Microvascular free flaps remain the gold standard for reconstruction of large tissue loss and require an experienced surgeon, high cost and longer operating time [4]. Ante-brachial free flap (ABF) reconstruction is the flap of choice for carcinological reconstruction of small to medium-sized oral cavity SDL [11]. When vital tissues or bone are exposed, or areas at risk of contamination, fasciocutaneous flaps are more robust and therefore more protective than skin flaps [12]. Developed by Yang (1981) [4], the LAB free flap is commonly used as a fasciocutaneous flap, particularly for intraoral defects, with reliable success [11]. Some laboratories offer biomaterials such as porcine collagen matrix used in procedures such as vestibuloplasty, pre-prosthetic tissue augmentation and replacement of missing tissues in the alveolus, tongue, palate and buccal mucosa [13].

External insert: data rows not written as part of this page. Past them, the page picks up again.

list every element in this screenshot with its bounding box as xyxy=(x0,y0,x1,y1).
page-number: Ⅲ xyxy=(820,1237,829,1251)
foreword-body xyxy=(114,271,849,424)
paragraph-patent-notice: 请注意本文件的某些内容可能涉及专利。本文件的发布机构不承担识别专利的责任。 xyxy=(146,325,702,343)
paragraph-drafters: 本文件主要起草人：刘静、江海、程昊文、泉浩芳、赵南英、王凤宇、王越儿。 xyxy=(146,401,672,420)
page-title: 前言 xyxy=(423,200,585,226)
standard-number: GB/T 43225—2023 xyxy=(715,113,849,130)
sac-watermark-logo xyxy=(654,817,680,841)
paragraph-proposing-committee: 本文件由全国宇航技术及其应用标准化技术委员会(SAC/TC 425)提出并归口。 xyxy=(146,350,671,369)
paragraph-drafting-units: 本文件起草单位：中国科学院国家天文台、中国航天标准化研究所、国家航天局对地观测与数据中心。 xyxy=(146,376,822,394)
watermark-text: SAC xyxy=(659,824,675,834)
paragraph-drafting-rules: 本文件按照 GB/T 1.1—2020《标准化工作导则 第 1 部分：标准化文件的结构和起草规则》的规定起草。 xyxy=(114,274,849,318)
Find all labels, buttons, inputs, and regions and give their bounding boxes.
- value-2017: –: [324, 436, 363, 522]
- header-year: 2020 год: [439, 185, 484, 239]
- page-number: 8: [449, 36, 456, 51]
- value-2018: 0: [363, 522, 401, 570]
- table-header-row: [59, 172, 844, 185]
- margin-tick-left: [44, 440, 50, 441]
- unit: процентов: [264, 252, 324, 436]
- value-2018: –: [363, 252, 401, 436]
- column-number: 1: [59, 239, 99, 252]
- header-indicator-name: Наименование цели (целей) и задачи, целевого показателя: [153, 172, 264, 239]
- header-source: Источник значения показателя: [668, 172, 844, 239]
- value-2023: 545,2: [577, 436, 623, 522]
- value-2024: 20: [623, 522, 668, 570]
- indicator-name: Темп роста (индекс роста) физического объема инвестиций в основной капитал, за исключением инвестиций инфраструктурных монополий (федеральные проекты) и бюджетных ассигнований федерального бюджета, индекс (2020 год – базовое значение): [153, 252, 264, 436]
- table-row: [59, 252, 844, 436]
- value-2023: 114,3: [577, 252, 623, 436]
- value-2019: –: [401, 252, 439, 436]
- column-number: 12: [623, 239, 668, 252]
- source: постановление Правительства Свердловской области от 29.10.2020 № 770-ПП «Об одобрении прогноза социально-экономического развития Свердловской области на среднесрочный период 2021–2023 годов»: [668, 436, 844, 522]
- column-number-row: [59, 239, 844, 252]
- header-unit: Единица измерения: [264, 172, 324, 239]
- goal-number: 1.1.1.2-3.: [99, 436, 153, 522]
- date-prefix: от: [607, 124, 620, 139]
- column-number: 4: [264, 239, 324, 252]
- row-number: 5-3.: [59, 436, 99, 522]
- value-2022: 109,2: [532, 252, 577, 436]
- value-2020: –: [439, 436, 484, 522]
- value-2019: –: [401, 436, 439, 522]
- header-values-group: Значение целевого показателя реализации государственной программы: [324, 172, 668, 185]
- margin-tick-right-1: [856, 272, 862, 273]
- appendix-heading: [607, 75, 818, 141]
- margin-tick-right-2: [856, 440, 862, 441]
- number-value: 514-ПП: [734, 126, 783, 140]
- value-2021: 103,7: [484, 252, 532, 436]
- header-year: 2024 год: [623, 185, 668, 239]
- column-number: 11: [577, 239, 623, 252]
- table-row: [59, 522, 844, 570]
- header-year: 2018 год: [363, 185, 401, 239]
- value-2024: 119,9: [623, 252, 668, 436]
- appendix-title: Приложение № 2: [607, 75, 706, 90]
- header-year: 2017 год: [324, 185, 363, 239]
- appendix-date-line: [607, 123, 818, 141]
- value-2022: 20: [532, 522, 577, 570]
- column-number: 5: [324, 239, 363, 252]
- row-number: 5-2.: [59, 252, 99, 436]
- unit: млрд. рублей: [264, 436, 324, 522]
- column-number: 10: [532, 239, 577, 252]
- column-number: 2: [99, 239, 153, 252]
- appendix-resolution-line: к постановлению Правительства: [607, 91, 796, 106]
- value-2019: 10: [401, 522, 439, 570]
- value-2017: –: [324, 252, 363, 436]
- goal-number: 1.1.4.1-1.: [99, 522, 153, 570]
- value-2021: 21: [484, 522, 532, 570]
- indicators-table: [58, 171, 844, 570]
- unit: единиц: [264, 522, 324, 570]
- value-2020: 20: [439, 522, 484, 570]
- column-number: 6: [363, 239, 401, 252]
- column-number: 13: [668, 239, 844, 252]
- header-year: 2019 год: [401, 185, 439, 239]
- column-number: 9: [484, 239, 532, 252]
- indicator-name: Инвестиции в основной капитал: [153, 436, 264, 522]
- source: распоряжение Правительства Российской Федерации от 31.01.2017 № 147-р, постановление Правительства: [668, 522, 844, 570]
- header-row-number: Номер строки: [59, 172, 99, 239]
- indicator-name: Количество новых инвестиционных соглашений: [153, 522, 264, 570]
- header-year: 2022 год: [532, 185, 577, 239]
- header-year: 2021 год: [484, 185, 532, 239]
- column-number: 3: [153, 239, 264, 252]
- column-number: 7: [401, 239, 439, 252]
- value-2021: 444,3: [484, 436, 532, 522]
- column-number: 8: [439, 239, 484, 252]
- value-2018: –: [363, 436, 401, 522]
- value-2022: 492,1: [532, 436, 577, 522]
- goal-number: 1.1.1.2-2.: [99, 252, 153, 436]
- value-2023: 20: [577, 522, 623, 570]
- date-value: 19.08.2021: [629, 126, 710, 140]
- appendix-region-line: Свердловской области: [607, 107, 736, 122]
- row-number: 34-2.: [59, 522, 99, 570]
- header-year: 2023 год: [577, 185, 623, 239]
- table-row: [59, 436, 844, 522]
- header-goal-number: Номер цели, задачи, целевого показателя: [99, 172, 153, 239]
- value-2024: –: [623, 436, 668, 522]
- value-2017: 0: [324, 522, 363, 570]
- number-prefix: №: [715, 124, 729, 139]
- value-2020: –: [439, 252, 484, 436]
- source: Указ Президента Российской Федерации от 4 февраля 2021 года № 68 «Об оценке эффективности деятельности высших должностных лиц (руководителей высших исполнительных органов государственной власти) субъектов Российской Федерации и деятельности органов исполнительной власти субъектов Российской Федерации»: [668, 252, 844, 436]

Their use is well documented in the periodontal literature [13]. In our patient, wide resection exposed the premaxilla, piriform sinus and nasal cartilage septum. Vestibuloplasty was performed by placing the skin paddle of the antebrachial flap intraorally to reconstruct the defect in the buccal mucosa, then rolling it up [2]. The LAB flap is used in our context to reconstruct the mucosal side using the same procedure. The LAB is easy to harvest because of its superficial location and allows a compact flap of variable shape to be obtained with a minimum of volume and hair [11]. It should also be noted that fasciocutaneous flaps, such as the antebrachial or anterolateral thigh flap, have proved reliable for total lower labial reconstruction [1]. Labial incontinence is more frequent in cases of lower lip damage, and is manifested by salivary leakage, sometimes accompanied by speech impairment [1]. It occurs when the lip is insensitive or too loose, or when repair of the muscular plane is lacking [1]. Food leakage can lead to the inability to have an effective liquid or semi-liquid diet [1]. We did not find this type of complication apart from a residual microstomy. Treatment of flap cellulitis requires intravenous antibiotics under the direction of an infectious disease specialist. If improvement is not rapid, treatment may also require debridement of all necrotic tissue, a process that may require re-elevation of the flaps for identification of necrotic tissue, followed by debridement and thorough irrigation [13].
4. Conclusion
Lip cancer surgery is relatively well-codified and reconstruction represents a double challenge for the surgeon. However, it may be difficult to choose the best repairing technique, especially in case of large lip defects considering functional and aesthetic prejudices. The combination of a free and bi-pedicled flap remains a challenge.
Ethical Considerations
The study patient had given informed consent and anonymity was an obligation. The confidentiality of the patient’s clinical and paraclinical data was respected.